Yolsuzluklarla Mücadelenin Yasal ve Hukuksal Çerçevesi / Prof. Dr. İl Han Özay
Yolsuzluk ve kokuşma ile mücadelede en etkin silah ‘Günışığında Yönetim’dir. Nitekim dilimizde “güneş girmeyen yere hekim girer” diye çok güzel bir halk deyim olduğu gibi, Amerika Birleşik Devletleri Federal Yüksek Mahkemesinin en ünlü yargıçlarından Louis Dembitz Brandeis, “eğer güneş en etkin mikrop öldürücü ise ışık da en iyi koruyucu ve kollayıcıdır” demek suretiyle bu gerçeği en öz ve anlamlı bir biçimde dile getirmiştir.

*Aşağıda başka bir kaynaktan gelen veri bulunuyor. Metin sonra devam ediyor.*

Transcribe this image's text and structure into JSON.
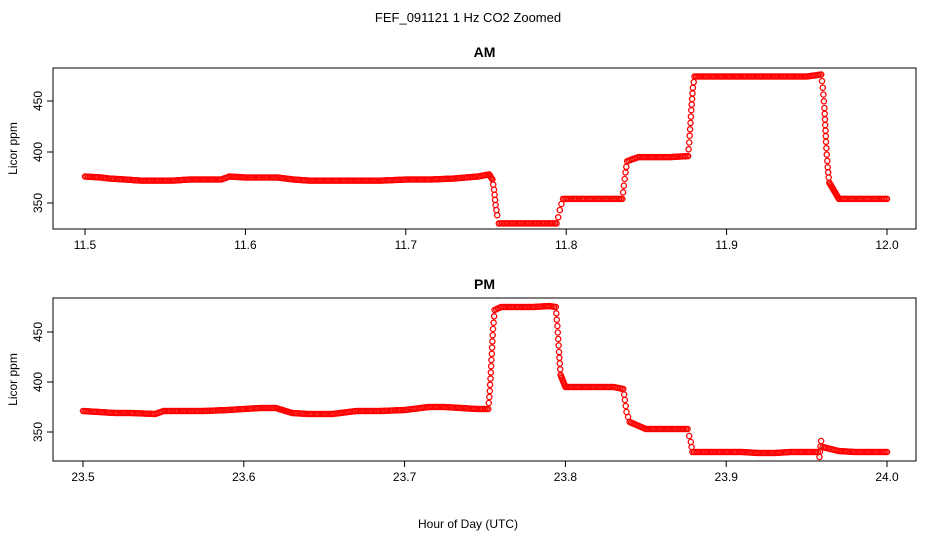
{
  "figure": {
    "title": "FEF_091121  1 Hz CO2 Zoomed",
    "xlabel": "Hour of Day (UTC)"
  },
  "chart_data": [
    {
      "type": "scatter",
      "title": "AM",
      "xlabel": "",
      "ylabel": "Licor ppm",
      "xlim": [
        11.5,
        12.0
      ],
      "ylim": [
        325,
        480
      ],
      "xticks": [
        "11.5",
        "11.6",
        "11.7",
        "11.8",
        "11.9",
        "12.0"
      ],
      "yticks": [
        "350",
        "400",
        "450"
      ],
      "point_color": "#ff0000",
      "marker": "open-circle",
      "x": [
        11.5,
        11.51,
        11.515,
        11.525,
        11.535,
        11.545,
        11.555,
        11.565,
        11.575,
        11.585,
        11.59,
        11.6,
        11.61,
        11.62,
        11.63,
        11.64,
        11.655,
        11.67,
        11.685,
        11.7,
        11.715,
        11.73,
        11.745,
        11.752,
        11.754,
        11.755,
        11.756,
        11.757,
        11.758,
        11.765,
        11.775,
        11.785,
        11.794,
        11.795,
        11.796,
        11.797,
        11.798,
        11.805,
        11.815,
        11.825,
        11.835,
        11.836,
        11.837,
        11.838,
        11.845,
        11.855,
        11.865,
        11.876,
        11.877,
        11.878,
        11.879,
        11.88,
        11.89,
        11.9,
        11.91,
        11.92,
        11.93,
        11.94,
        11.95,
        11.959,
        11.96,
        11.961,
        11.962,
        11.963,
        11.964,
        11.97,
        11.98,
        11.99,
        12.0
      ],
      "y": [
        376,
        375,
        374,
        373,
        372,
        372,
        372,
        373,
        373,
        373,
        376,
        375,
        375,
        375,
        373,
        372,
        372,
        372,
        372,
        373,
        373,
        374,
        376,
        378,
        373,
        363,
        348,
        338,
        330,
        330,
        330,
        330,
        330,
        336,
        343,
        349,
        354,
        354,
        354,
        354,
        354,
        367,
        380,
        391,
        395,
        395,
        395,
        396,
        416,
        441,
        463,
        474,
        474,
        474,
        474,
        474,
        474,
        474,
        474,
        476,
        463,
        443,
        410,
        385,
        370,
        354,
        354,
        354,
        354
      ]
    },
    {
      "type": "scatter",
      "title": "PM",
      "xlabel": "",
      "ylabel": "Licor ppm",
      "xlim": [
        23.5,
        24.0
      ],
      "ylim": [
        318,
        480
      ],
      "xticks": [
        "23.5",
        "23.6",
        "23.7",
        "23.8",
        "23.9",
        "24.0"
      ],
      "yticks": [
        "350",
        "400",
        "450"
      ],
      "point_color": "#ff0000",
      "marker": "open-circle",
      "x": [
        23.5,
        23.51,
        23.52,
        23.53,
        23.545,
        23.55,
        23.56,
        23.575,
        23.59,
        23.6,
        23.61,
        23.62,
        23.63,
        23.64,
        23.655,
        23.67,
        23.685,
        23.7,
        23.715,
        23.725,
        23.735,
        23.745,
        23.752,
        23.753,
        23.754,
        23.755,
        23.756,
        23.76,
        23.77,
        23.78,
        23.79,
        23.794,
        23.795,
        23.796,
        23.797,
        23.8,
        23.81,
        23.82,
        23.83,
        23.836,
        23.837,
        23.838,
        23.84,
        23.85,
        23.86,
        23.87,
        23.876,
        23.877,
        23.878,
        23.879,
        23.89,
        23.9,
        23.91,
        23.92,
        23.93,
        23.94,
        23.95,
        23.957,
        23.958,
        23.959,
        23.96,
        23.97,
        23.98,
        23.99,
        24.0
      ],
      "y": [
        371,
        370,
        369,
        369,
        368,
        371,
        371,
        371,
        372,
        373,
        374,
        374,
        369,
        368,
        368,
        371,
        371,
        372,
        375,
        375,
        374,
        373,
        373,
        391,
        422,
        453,
        472,
        475,
        475,
        475,
        476,
        475,
        456,
        430,
        407,
        395,
        395,
        395,
        395,
        393,
        382,
        370,
        360,
        353,
        353,
        353,
        353,
        346,
        340,
        330,
        330,
        330,
        330,
        329,
        329,
        330,
        330,
        330,
        325,
        341,
        335,
        331,
        330,
        330,
        330
      ]
    }
  ]
}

Yönetimin “kuruluş”u demokratik olabilir, yani kamu görevlilerinin hemen hemen tümü Birleşik Devletlerdeki gibi seçimle işbaşına gelebilirler, ancak bu “işleyiş”in de kendiliğinden demokratik olacağı anlamına gelmez. Öyle ise, kamu yönetiminde işleyişin de demokratik olabilmesinin ilk şartı ‘saydamlık’tır. (1) Ne var ki ‘saydamlık’ herhangi bir cismin önünden arkasının görünmesi anlamını taşır ve bazen görünen !arka! hiç de güzel olmayabilir.
Yönetimin kuruluşunun demokratik olması, yani kamu görevlerine seçimle gelinmesi ve saydamlık, işleyişin de demokratik olabilmesinin ilk şartıdır, ancak, tek başına yeterli değildir. (2)
İşleyişin de demokratik olabilmesi için:
Yönetimin karar alma mekanizmasının, tıpkı yargı ve yasamada olduğu gibi bir usul yasası ile belirlenmesi, (3)
Karar alma mekanizmasına ilgililerin aktif bir biçimde ve yetki ile donatılmış olarak katılabilmesi için yönetimin elindeki, doğası gereği gizli kalması gerekmeyen, her türlü bilgi ve belgeye ulaşabilme hakkının sağlanması (4) ve
Özellikle kurul halinde karar veren yönetim birimlerinin toplantılarının herkese açık olması ve ilgililerin söz alarak görüşlerini açıklama olanağının bulunması. (5)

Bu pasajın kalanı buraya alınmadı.